Quotient theory is the subject of the last two chapters of this book. In the first chapter, the author examines the different methods of measurement, and then uses his or her experiences and observations as a practitioner to compare and contrast these methods. In the second chapter, the author applies quantitative techniques to real case studies and discusses the pitfalls of relying on empirical evidence in the context of quantitative finance. Finally, the last chapter presents a brief review of important issues regarding interpreting the quantitative data.

The focus of the next chapter is on interpreting estimates in terms of deviation. It starts with a simple example, presenting two possible outcomes for a mathematical equation: the first one being a prison prisoner given n and a prison nurse/prison guard ratio of m. The second outcome is the Prison Guard/Prison inmate ratio is multiplied by a Prisoner’s v equal to m. The author applies a prisoner’s deviation to the log-likelihood function and interprets this as a measure of the likelihood that the prisoner will escape in a given amount of time.

An implemented annotation type, called the “igraphal code” is used to provide quantitative reasoning support for a model in which the output of an algorithm is a set of real numbers rather than graphical expressions. This chapter describes two types of coding, namely the open or finite coding, and the closed or infinite coding. The finite coding involves a finite list of inputs that are used in computing the output; the infinite coding has no bound on the number of outputs. The focus of this chapter is to show how to use the appropriate implemented annotations. In previous editions, we have encountered several ambiguous parameter settings, and the author provides a detailed description of these and how to properly handle them throughout a spreadsheet.

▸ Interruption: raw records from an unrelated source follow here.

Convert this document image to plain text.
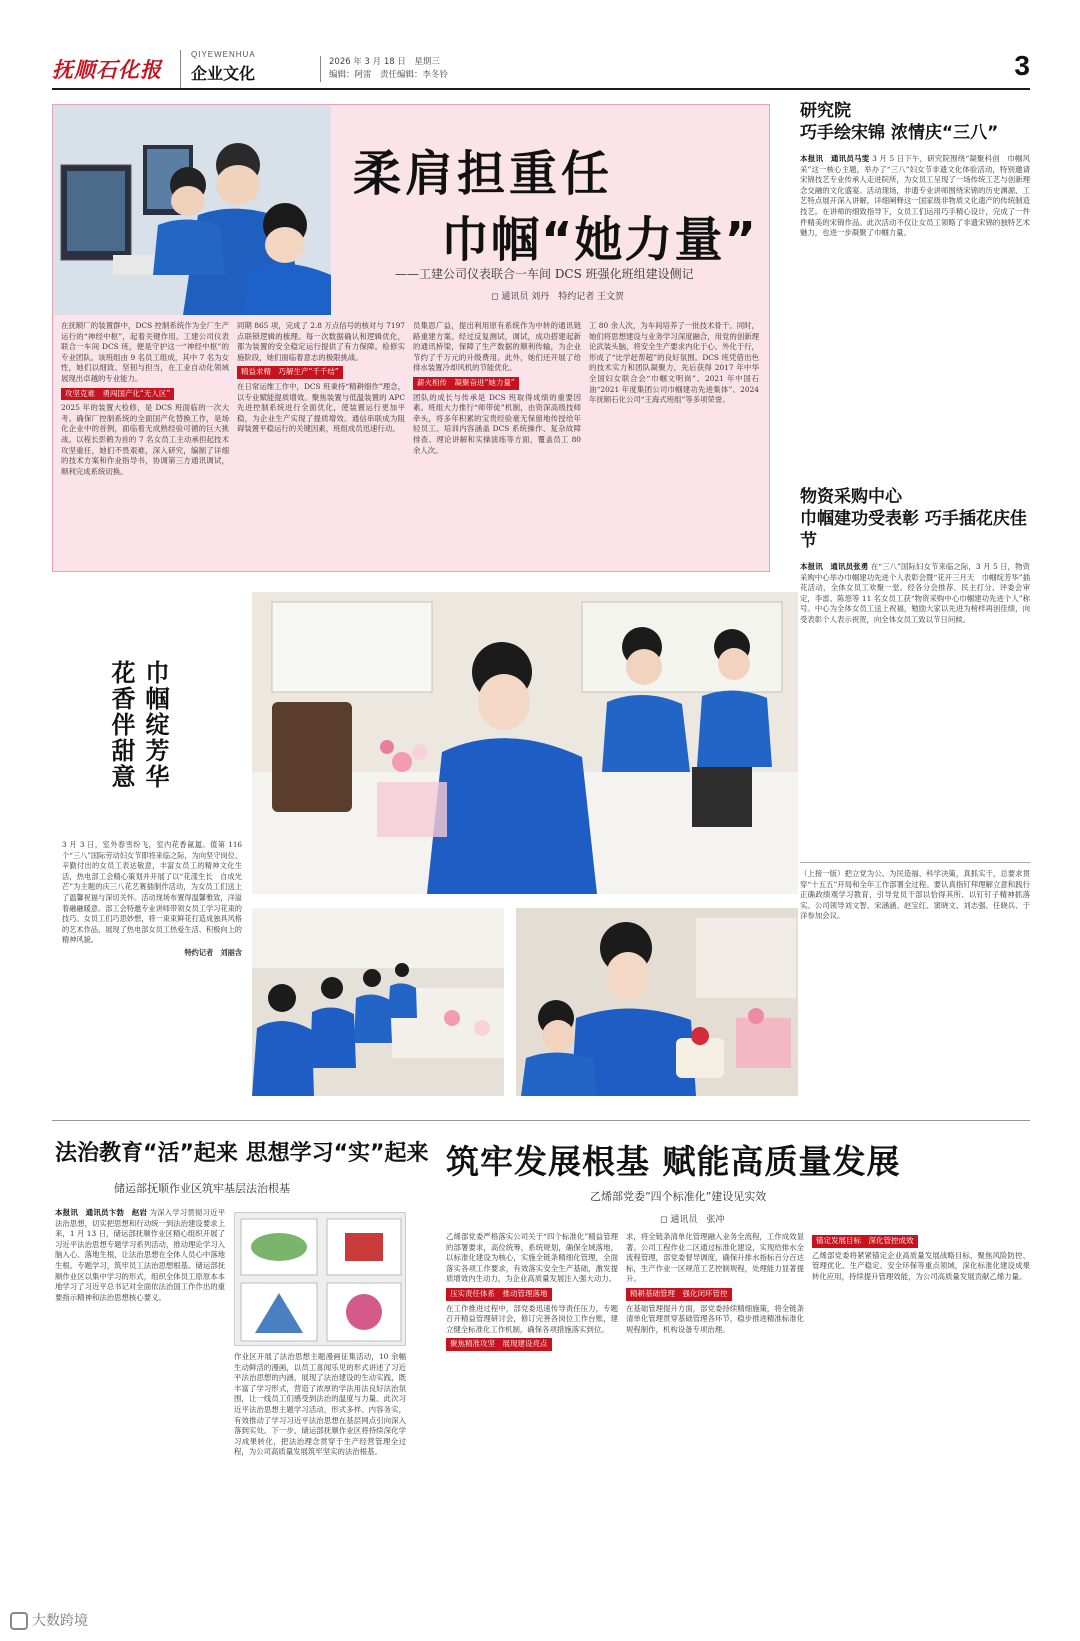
抚顺石化报
QIYEWENHUA
企业文化
2026 年 3 月 18 日　星期三
编辑：阿雷　责任编辑：李冬铃	3
柔肩担重任
巾帼“她力量”
——工建公司仪表联合一车间 DCS 班强化班组建设侧记
◻ 通讯员 刘丹　特约记者 王文贺

在抚顺厂的装置群中，DCS 控制系统作为全厂生产运行的“神经中枢”，起着关键作用。工建公司仪表联合一车间 DCS 班，便是守护这一“神经中枢”的专业团队。该班组由 9 名员工组成，其中 7 名为女性，她们以细致、坚韧与担当，在工业自动化领域展现出卓越的专业能力。

攻坚克难　勇闯国产化“无人区”

2025 年的装置大检修，是 DCS 班面临的一次大考。确保厂控制系统的全面国产化替换工作，是场化企业中的首例，面临着无成熟经验可循的巨大挑战。以程长彭鹤为首的 7 名女员工主动承担起技术攻坚重任，她们不畏艰难，深入研究，编制了详细的技术方案和作业指导书，协调第三方通讯调试，顺利完成系统切换。

同期 865 项，完成了 2.8 万点信号的核对与 7197 点联锁逻辑的梳理。每一次数据确认和逻辑优化，都为装置的安全稳定运行提供了有力保障。检修实施阶段，她们面临着意志的极限挑战。

精益求精　巧解生产“千千结”

在日常运维工作中，DCS 班秉持“精耕细作”理念，以专业赋能提质增效。聚焦装置与低温装置的 APC 先进控制系统进行全面优化，使装置运行更加平稳，为企业生产实现了提质增效。通信串联成为阻碍装置平稳运行的关键因素，班组成员迅速行动。

员集思广益，提出利用原有系统作为中转的通讯链路重建方案。经过反复测试，调试，成功搭建起新的通讯桥梁，保障了生产数据的顺利传输，为企业节约了千万元的升级费用。此外，她们还开展了给排水装置冷却风机的节能优化。

薪火相传　凝聚奋进“她力量”

团队的成长与传承是 DCS 班取得成绩的重要因素。班组大力推行“师带徒”机制，由资深高级技师牵头，将多年积累的宝贵经验毫无保留地传授给年轻员工。培训内容涵盖 DCS 系统操作、复杂故障排查、理论讲解和实操演练等方面，覆盖员工 80 余人次。

工 80 余人次，为车间培养了一批技术骨干。同时，她们将思想建设与业务学习深度融合，用党的创新理论武装头脑，将安全生产要求内化于心、外化于行，形成了“比学赶帮超”的良好氛围。DCS 班凭借出色的技术实力和团队凝聚力，先后获得 2017 年中华全国妇女联合会“巾帼文明岗”、2021 年中国石油“2021 年度集团公司巾帼建功先进集体”、2024 年抚顺石化公司“王海式班组”等多项荣誉。

研究院
巧手绘宋锦 浓情庆“三八”
本报讯　通讯员马雯 3 月 5 日下午，研究院围绕“凝聚科创　巾帼风采”这一核心主题，举办了“三八”妇女节非遗文化体验活动，特别邀请宋锦技艺专业传承人走进院所，为女员工呈现了一场传统工艺与创新理念交融的文化盛宴。活动现场，非遗专业讲师围绕宋锦的历史渊源、工艺特点展开深入讲解，详细阐释这一国家级非物质文化遗产的传统制造技艺。在讲师的细致指导下，女员工们运用巧手精心设计，完成了一件件精美的宋锦作品。此次活动不仅让女员工领略了非遗宋锦的独特艺术魅力，也进一步凝聚了巾帼力量。
物资采购中心
巾帼建功受表彰 巧手插花庆佳节
本报讯　通讯员张勇 在“三八”国际妇女节来临之际，3 月 5 日，物资采购中心举办巾帼建功先进个人表彰会暨“花开三月天　巾帼绽芳华”插花活动，全体女员工欢聚一堂。经各分会推荐、民主打分、评委会审定，李雷、陈悠等 11 名女员工获“物资采购中心巾帼建功先进个人”称号。中心为全体女员工送上祝福，勉励大家以先进为榜样再创佳绩，向受表彰个人表示祝贺，向全体女员工致以节日问候。
（上接一版）把立党为公、为民造福、科学决策，真抓实干，总要求贯穿“十五五”开局和全年工作部署全过程。要认真指钉拜理解立意和践行正确政绩观学习教育，引导党员干部以恰得其所、以钉钉子精神抓落实。公司领导刘文智、宋涵涵、赵宝红、窦晓文、刘志强、任晓兵、于洋参加会议。
巾帼绽芳华
花香伴甜意

3 月 3 日，室外春雪纷飞，室内花香氤氲。值第 116 个“三八”国际劳动妇女节即将来临之际，为向坚守岗位、辛勤付出的女员工表达敬意，丰富女员工的精神文化生活，热电部工会精心策划并开展了以“花漾生长　自成光芒”为主题的庆三八花艺赛插制作活动，为女员工们送上了温馨祝福与深切关怀。活动现场布置得温馨雅致，洋溢着融融暖意。部工会特邀专业讲师带领女员工学习花束的技巧。女员工们巧思妙想，将一束束鲜花打造成独具风格的艺术作品，展现了热电部女员工热爱生活、积极向上的精神风貌。

特约记者　刘丽含

法治教育“活”起来 思想学习“实”起来
储运部抚顺作业区筑牢基层法治根基
本报讯　通讯员卞勃　赵岩 为深入学习贯彻习近平法治思想，切实把思想和行动统一到法治建设要求上来，1 月 13 日，储运部抚顺作业区精心组织开展了习近平法治思想专题学习系列活动，推动理论学习入脑入心、落地生根，让法治思想在全体人员心中落地生根。专题学习，筑牢员工法治思想根基。储运部抚顺作业区以集中学习的形式，组织全体员工原原本本地学习了习近平总书记对全面依法治国工作作出的重要指示精神和法治思想核心要义。
作业区开展了法治思想主题漫画征集活动，10 余幅生动鲜活的漫画，以员工喜闻乐见的形式讲述了习近平法治思想的内涵，展现了法治建设的生动实践，既丰富了学习形式，营造了浓厚的学法用法良好法治氛围，让一线员工们感受到法治的温度与力量。此次习近平法治思想主题学习活动，形式多样、内容务实，有效推动了学习习近平法治思想在基层网点引向深入落到实处。下一步，储运部抚顺作业区将持续深化学习成果转化，把法治理念贯穿于生产经营管理全过程，为公司高质量发展筑牢坚实的法治根基。
筑牢发展根基 赋能高质量发展
乙烯部党委“四个标准化”建设见实效
◻ 通讯员　张冲

乙烯部党委严格落实公司关于“四个标准化”精益管理的部署要求，高位统筹，系统规划，确保全域落地，以标准化建设为核心，实施全链条精细化管理，全面落实各项工作要求，有效落实安全生产基础，激发提质增效内生动力，为企业高质量发展注入强大动力。

压实责任体系　推动管理落地

在工作推进过程中，部党委迅速传导责任压力，专题召开精益管理研讨会，修订完善各岗位工作台账，建立健全标准化工作机制，确保各项措施落实到位。

聚焦精准攻坚　展现建设亮点

求，将全链条清单化管理融入业务全流程，工作成效显著。公司工程作业二区通过标准化建设，实现给排水全流程管理，部党委督导调度，确保升排水指标百分百达标，生产作业一区规范工艺控制规程，处理能力显著提升。

精耕基础管理　强化闭环管控

在基础管理提升方面，部党委持续精细施策，将全链条清单化管理贯穿基础管理各环节，稳步推进精准标准化规程制作，机构设备专项治理。

锚定发展目标　深化管控成效

乙烯部党委将紧紧锚定企业高质量发展战略目标，聚焦风险防控、管理优化、生产稳定、安全环保等重点领域，深化标准化建设成果转化应用，持续提升管理效能，为公司高质量发展贡献乙烯力量。

大数跨境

The final chapter considers topics relevant to the practice of quantitative interviewing. One way to obtain information about the personality of a prospective applicant is by using cognitive brain teasers to estimate her psychological character. The author presents and discusses a sample. Specifically, she uses a battery of psychological tests and creates a puzzle to answer each test. Finally, she concludes that the personality factors most predictive of quantitative behavior are intelligence, personality, and willingness to take risks.

Quantitative analysis is the study of data and its trends. The author presents a number of useful exercises to supplement the task and to assist with the reasoning part of the Quantitative Analyst’s job. Specifically, she describes prisoner problems, the R-squared value problem, and hat colors and shade preference. She discusses the meaning of “a nice color,” the use of quadratic, binomial, and multiple regression models, and the validity of ordered correlated variables. Finally, she presents Prison Income Hypothesis and discuss the importance of Prison Income Theory (PCFT) for quantitatively analyzing prisoner earnings and cost.